Craig Welch (Brutal Juice) and Ashley Cromeens (Record Hop) are the emcees, Sarah Alexander (Violent Squid) and Theresia Munywoki are the backup dancers/singers, Julie McKendrick (Vulgar Fashion) was the auxiliary "chiller" in the background, wearing a giant clock chain and sunglasses. And DJ Grant Ring provided the soundtrack. Beyond the songs, heavy on '80s and '90s beats, Neeks provided something you don't see often within the genre.

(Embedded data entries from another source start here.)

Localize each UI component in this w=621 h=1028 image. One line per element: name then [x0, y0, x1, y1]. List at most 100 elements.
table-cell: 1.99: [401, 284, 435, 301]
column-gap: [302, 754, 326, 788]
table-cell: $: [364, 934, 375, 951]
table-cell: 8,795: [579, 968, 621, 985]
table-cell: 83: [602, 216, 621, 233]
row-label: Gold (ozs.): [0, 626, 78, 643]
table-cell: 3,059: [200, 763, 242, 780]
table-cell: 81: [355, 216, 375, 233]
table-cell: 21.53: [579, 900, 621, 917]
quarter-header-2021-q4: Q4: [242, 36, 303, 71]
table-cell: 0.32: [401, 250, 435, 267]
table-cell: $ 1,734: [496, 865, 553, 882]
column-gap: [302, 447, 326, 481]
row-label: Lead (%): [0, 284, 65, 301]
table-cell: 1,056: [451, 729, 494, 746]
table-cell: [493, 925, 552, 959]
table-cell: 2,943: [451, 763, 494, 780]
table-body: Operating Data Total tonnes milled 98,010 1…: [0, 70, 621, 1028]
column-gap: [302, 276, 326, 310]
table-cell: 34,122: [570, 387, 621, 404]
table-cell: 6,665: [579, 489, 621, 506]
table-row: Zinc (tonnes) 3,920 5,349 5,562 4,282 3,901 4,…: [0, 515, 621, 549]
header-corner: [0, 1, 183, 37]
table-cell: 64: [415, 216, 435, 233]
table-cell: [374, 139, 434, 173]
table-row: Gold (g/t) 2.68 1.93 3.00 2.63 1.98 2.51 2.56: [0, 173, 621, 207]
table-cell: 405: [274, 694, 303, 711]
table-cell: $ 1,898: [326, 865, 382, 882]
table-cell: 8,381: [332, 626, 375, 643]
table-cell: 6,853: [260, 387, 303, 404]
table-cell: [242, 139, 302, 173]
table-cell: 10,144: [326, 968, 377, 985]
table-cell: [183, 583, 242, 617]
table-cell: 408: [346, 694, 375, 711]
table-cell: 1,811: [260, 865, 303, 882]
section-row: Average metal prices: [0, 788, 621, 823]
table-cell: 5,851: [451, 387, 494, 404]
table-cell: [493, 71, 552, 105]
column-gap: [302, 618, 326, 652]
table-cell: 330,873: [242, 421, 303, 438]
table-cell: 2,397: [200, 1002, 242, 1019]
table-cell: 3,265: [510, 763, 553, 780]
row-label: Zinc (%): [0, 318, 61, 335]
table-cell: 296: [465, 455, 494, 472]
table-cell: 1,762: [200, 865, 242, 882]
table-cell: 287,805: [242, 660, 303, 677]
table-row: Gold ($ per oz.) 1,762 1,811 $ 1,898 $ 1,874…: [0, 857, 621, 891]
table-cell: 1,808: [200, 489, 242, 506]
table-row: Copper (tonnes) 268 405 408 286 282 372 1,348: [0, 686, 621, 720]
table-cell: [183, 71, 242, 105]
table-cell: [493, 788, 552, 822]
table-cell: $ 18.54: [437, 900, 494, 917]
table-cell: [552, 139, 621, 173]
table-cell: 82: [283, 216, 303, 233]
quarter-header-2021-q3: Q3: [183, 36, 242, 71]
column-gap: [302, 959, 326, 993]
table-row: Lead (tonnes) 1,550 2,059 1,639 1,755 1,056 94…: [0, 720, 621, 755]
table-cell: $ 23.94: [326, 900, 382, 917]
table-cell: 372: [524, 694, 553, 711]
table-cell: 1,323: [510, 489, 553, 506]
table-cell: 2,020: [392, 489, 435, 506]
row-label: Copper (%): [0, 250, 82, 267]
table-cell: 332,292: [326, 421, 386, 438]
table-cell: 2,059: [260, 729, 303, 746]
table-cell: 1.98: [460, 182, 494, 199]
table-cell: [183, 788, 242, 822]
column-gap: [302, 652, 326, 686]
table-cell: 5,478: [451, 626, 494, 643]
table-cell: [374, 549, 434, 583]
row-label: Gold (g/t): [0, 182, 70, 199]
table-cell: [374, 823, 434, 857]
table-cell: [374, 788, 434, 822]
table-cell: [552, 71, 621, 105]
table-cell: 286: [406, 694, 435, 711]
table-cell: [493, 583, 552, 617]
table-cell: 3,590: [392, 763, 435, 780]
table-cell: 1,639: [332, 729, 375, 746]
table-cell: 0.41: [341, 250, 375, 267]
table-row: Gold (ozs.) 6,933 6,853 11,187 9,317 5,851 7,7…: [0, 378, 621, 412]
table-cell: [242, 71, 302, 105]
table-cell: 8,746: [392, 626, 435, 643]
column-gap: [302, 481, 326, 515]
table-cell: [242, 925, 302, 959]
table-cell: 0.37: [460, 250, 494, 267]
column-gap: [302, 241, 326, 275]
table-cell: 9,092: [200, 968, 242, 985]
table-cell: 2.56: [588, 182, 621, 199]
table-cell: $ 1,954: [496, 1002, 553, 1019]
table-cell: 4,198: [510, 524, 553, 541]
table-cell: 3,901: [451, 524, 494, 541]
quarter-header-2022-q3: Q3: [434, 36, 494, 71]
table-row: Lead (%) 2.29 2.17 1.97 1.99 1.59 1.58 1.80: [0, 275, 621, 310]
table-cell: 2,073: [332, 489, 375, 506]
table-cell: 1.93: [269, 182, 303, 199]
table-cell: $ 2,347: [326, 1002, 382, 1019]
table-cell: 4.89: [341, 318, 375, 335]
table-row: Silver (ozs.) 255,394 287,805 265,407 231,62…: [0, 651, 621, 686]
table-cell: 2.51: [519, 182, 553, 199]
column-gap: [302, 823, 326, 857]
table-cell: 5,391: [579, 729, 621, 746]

Like, choreography: During one chorus, all six members body rolled left to right, alternating sides like a Soul Train dance line. There was Munywoki and Alexander dance-humping on the floor in the most avant garde way possible. There was a slide whistle solo, and the ripping off of homemade Neeks t-shirts as the climax to one song. It's the spectacle of hip-hop writ large, the performance aspect embraced.
I was happy to finally catch Night Game Cult, in what was possibly Kyle Cheatham's last show under the moniker, after years of friends telling me about his storied live shows. Cheatham, shirtless with the word "Soul" written on his chest in magic marker, had a few technical difficulties, as he was playing his backing beats on an actual Discman, which only heightened his homemade aesthetic and take on performance as spectacle. It was one of those sets that might go off the rails, that had a certain tension, but there was a freedom in being in the room with it.
By the way: McKendrick took the mic to perform what may have been an Eazy-E cover.
By the way part two: More slide whistle solos in rap, please.